Source reader Bob Austin asked the Answer Desk how to get rid of two pesky vines that grow all across the territory. Unless he’s prepared to continually whack away at the yellow Love Vine and pink Mexican Coral Vine, there isn’t much hope for getting rid of it.
“It’s a battle of wills,” Carlos Robles, the acting district supervisor at the University of the Virgin Islands Cooperative Extension Service, said.
Spraying high-nitrogen fertilizer on Love Vine also kills it, but it kills the plants underneath and around it too, he said.

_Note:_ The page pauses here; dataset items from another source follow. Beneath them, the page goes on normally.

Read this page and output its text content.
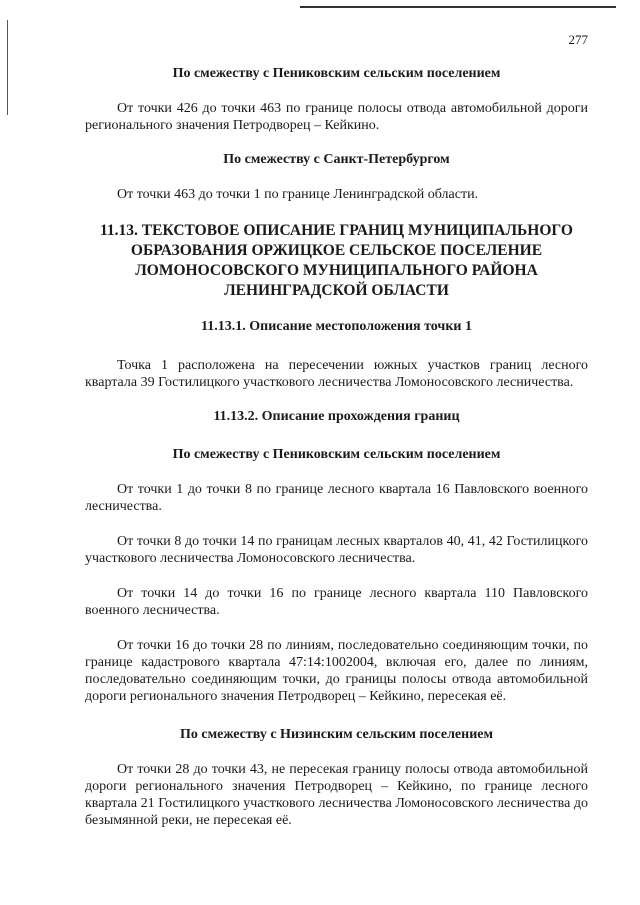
277

По смежеству с Пениковским сельским поселением

От точки 426 до точки 463 по границе полосы отвода автомобильной дороги регионального значения Петродворец – Кейкино.

По смежеству с Санкт-Петербургом

От точки 463 до точки 1 по границе Ленинградской области.

11.13. ТЕКСТОВОЕ ОПИСАНИЕ ГРАНИЦ МУНИЦИПАЛЬНОГО ОБРАЗОВАНИЯ ОРЖИЦКОЕ СЕЛЬСКОЕ ПОСЕЛЕНИЕ ЛОМОНОСОВСКОГО МУНИЦИПАЛЬНОГО РАЙОНА ЛЕНИНГРАДСКОЙ ОБЛАСТИ

11.13.1. Описание местоположения точки 1

Точка 1 расположена на пересечении южных участков границ лесного квартала 39 Гостилицкого участкового лесничества Ломоносовского лесничества.

11.13.2. Описание прохождения границ

По смежеству с Пениковским сельским поселением

От точки 1 до точки 8 по границе лесного квартала 16 Павловского военного лесничества.

От точки 8 до точки 14 по границам лесных кварталов 40, 41, 42 Гостилицкого участкового лесничества Ломоносовского лесничества.

От точки 14 до точки 16 по границе лесного квартала 110 Павловского военного лесничества.

От точки 16 до точки 28 по линиям, последовательно соединяющим точки, по границе кадастрового квартала 47:14:1002004, включая его, далее по линиям, последовательно соединяющим точки, до границы полосы отвода автомобильной дороги регионального значения Петродворец – Кейкино, пересекая её.

По смежеству с Низинским сельским поселением

От точки 28 до точки 43, не пересекая границу полосы отвода автомобильной дороги регионального значения Петродворец – Кейкино, по границе лесного квартала 21 Гостилицкого участкового лесничества Ломоносовского лесничества до безымянной реки, не пересекая её.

Vigilance is the key to keeping it at bay, but Robles said the seeds that drop on the ground send out shoots that are initially transparent so it’s hard to see them before the vine starts to cover the plant. Love Vine is parasitic, so eventually the plant it’s covering will die.

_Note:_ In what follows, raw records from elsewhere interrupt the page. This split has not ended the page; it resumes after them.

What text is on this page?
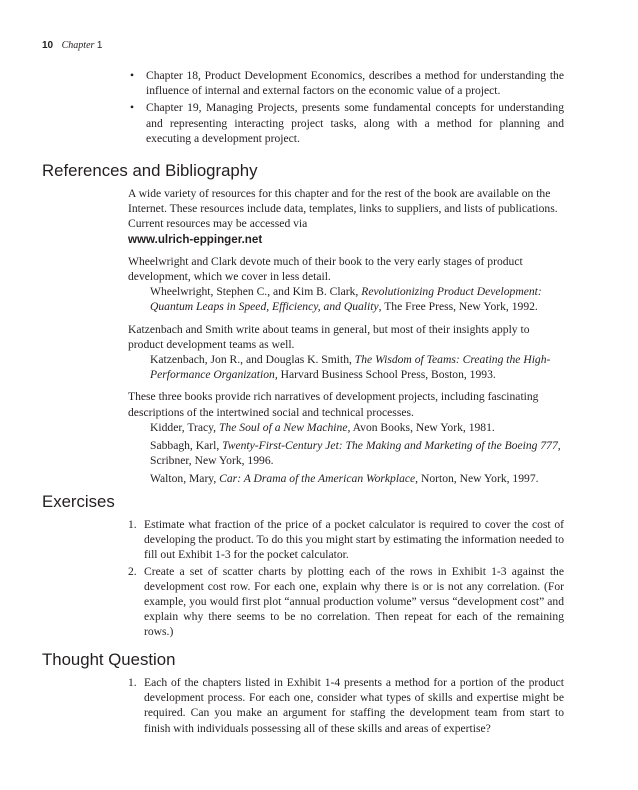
10 Chapter 1
• Chapter 18, Product Development Economics, describes a method for understanding the influence of internal and external factors on the economic value of a project.
• Chapter 19, Managing Projects, presents some fundamental concepts for understanding and representing interacting project tasks, along with a method for planning and executing a development project.
References and Bibliography

A wide variety of resources for this chapter and for the rest of the book are available on the Internet. These resources include data, templates, links to suppliers, and lists of publications. Current resources may be accessed via

www.ulrich-eppinger.net

Wheelwright and Clark devote much of their book to the very early stages of product development, which we cover in less detail.

Wheelwright, Stephen C., and Kim B. Clark, Revolutionizing Product Development: Quantum Leaps in Speed, Efficiency, and Quality, The Free Press, New York, 1992.

Katzenbach and Smith write about teams in general, but most of their insights apply to product development teams as well.

Katzenbach, Jon R., and Douglas K. Smith, The Wisdom of Teams: Creating the High-Performance Organization, Harvard Business School Press, Boston, 1993.

These three books provide rich narratives of development projects, including fascinating descriptions of the intertwined social and technical processes.

Kidder, Tracy, The Soul of a New Machine, Avon Books, New York, 1981.

Sabbagh, Karl, Twenty-First-Century Jet: The Making and Marketing of the Boeing 777, Scribner, New York, 1996.

Walton, Mary, Car: A Drama of the American Workplace, Norton, New York, 1997.

Exercises
1. Estimate what fraction of the price of a pocket calculator is required to cover the cost of developing the product. To do this you might start by estimating the information needed to fill out Exhibit 1-3 for the pocket calculator.
2. Create a set of scatter charts by plotting each of the rows in Exhibit 1-3 against the development cost row. For each one, explain why there is or is not any correlation. (For example, you would first plot “annual production volume” versus “development cost” and explain why there seems to be no correlation. Then repeat for each of the remaining rows.)
Thought Question
1. Each of the chapters listed in Exhibit 1-4 presents a method for a portion of the product development process. For each one, consider what types of skills and expertise might be required. Can you make an argument for staffing the development team from start to finish with individuals possessing all of these skills and areas of expertise?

Love Vine has several names, including Devil’s Hair and Dodder, Robles said.
Mexican Coral Vine has pinkish flowers. It’s not parasitic, but it grows so densely that it blocks the sun from the plant underneath it.
“It will kill the plant,” Robles said.
He said you can keep cutting back Mexican Coral Vine at the base to eventually get rid of it.
“It has tubers that are in the ground, and as long as the tubers have food, it will grow,” Robles said.
He also said homeowners can use herbicide to kill it.
If Austin has these vines in his yard, Robles said all his efforts may go for naught because the vines can spread from his neighbors or a nearby forest.
As for the vines growing on plants along the roadways, Robles said it was up to the Public Works Department to develop an eradication program.